There are two main causes for reunification fantasies to get out of control. The first is that parents are so consumed by the changes that are happening in their own lives that they forget that their children are also having to deal with the separation. The second is that one parent doesn't want the marriage to end and so, either unconsciously or even consciously, influences a child in helping to bring about a reconciliation.
The dangers of unchecked reunification fantasies are many, from children acting on behalf of one or other parent to serious long term psychological damage. It's potentially very harmful for children to believe that they have the power to bring their mum and dad back together. It means that they believe that it is they who are in control of your relationship.
It's important not to become overly anxious if your child expresses a wish that you and their other parent were back together again. That's quite normal. But it is important to keep an eye out for changes in behaviour. If your child is constantly trying to engineer situations to get you both together, it may be something that you need to address.

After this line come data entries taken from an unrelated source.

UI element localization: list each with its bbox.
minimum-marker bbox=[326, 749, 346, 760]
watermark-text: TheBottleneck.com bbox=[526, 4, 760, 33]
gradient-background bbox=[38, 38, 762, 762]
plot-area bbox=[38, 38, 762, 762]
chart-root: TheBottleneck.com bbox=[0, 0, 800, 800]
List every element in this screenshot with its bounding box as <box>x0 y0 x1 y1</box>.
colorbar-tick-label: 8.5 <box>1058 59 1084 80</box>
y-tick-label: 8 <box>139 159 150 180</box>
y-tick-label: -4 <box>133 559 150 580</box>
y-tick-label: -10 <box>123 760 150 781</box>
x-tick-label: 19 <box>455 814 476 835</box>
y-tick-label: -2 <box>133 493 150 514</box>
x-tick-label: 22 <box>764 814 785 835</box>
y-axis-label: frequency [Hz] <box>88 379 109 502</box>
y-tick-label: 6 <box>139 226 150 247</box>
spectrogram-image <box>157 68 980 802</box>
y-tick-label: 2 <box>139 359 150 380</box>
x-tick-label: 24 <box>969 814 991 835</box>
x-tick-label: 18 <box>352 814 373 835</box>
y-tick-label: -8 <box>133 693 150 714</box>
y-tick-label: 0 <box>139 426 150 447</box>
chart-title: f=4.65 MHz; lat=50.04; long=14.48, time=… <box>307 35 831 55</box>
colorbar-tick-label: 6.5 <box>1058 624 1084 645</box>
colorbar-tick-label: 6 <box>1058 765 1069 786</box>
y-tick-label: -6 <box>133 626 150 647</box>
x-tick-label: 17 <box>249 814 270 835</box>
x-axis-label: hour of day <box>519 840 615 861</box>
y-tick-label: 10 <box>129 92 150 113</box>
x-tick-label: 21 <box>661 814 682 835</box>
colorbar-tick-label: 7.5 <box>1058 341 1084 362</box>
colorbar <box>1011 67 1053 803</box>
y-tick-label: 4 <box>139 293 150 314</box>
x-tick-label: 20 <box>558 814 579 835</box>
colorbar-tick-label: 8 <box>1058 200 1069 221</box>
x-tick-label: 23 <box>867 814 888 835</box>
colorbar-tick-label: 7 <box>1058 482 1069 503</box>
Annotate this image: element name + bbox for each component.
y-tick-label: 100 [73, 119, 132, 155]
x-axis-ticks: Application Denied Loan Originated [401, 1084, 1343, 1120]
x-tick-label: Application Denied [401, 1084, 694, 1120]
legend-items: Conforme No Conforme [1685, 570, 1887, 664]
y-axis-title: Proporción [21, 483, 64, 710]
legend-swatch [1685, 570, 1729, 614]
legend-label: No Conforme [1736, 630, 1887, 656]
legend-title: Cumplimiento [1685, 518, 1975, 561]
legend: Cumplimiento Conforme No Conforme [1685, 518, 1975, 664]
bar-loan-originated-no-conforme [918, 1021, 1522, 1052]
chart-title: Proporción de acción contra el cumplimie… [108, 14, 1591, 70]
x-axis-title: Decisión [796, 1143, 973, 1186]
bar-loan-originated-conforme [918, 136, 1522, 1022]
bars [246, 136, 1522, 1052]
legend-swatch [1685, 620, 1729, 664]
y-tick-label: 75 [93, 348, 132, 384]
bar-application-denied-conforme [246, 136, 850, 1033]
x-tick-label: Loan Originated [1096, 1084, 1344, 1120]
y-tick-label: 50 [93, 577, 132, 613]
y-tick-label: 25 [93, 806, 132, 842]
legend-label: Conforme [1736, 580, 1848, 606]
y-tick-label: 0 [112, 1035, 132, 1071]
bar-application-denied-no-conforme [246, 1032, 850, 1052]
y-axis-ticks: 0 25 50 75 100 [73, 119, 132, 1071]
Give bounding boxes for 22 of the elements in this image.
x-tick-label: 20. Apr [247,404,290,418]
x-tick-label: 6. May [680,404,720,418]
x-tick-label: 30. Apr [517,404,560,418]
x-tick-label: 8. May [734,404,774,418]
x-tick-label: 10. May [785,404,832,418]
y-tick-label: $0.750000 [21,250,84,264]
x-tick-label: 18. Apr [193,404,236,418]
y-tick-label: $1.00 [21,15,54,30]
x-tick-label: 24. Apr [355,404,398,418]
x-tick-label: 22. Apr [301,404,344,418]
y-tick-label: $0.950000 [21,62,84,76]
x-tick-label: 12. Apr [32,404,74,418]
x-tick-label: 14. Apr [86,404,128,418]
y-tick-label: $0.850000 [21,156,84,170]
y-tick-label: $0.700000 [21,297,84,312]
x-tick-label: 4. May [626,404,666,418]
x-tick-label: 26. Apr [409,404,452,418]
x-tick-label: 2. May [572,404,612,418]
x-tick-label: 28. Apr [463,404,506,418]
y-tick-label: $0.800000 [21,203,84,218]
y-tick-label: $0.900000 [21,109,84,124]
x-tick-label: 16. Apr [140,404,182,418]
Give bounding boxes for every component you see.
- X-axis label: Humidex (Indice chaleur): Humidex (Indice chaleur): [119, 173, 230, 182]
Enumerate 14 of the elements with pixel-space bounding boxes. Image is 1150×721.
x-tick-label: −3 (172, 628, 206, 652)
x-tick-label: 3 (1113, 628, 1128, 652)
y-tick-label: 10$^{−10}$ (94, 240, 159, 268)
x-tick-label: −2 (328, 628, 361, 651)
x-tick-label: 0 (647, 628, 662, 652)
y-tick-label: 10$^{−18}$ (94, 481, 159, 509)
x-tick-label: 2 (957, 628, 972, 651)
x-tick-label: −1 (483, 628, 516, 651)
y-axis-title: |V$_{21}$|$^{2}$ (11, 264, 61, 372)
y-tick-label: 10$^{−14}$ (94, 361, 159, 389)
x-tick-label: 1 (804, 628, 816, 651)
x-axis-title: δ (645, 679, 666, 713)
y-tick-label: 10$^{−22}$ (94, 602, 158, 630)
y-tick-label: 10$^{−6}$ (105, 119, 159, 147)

Some children will attempt to get their parents back together by misbehaving at home or at school or throwing tantrums in the hope that their mum and dad will come together to resolve the problems. Conversely, some children will begin to behave unusually well. This can be a sign that they believe that it was their bad behaviour that caused the separation.
Dealing with reunification fantasies
It can be difficult to remain resolute when your children want nothing more than their mum and dad to be back together. It will be even harder if that's true for you, too. But it's important to remain unequivocal about the separation to help your child to deal with the changes that are taking place.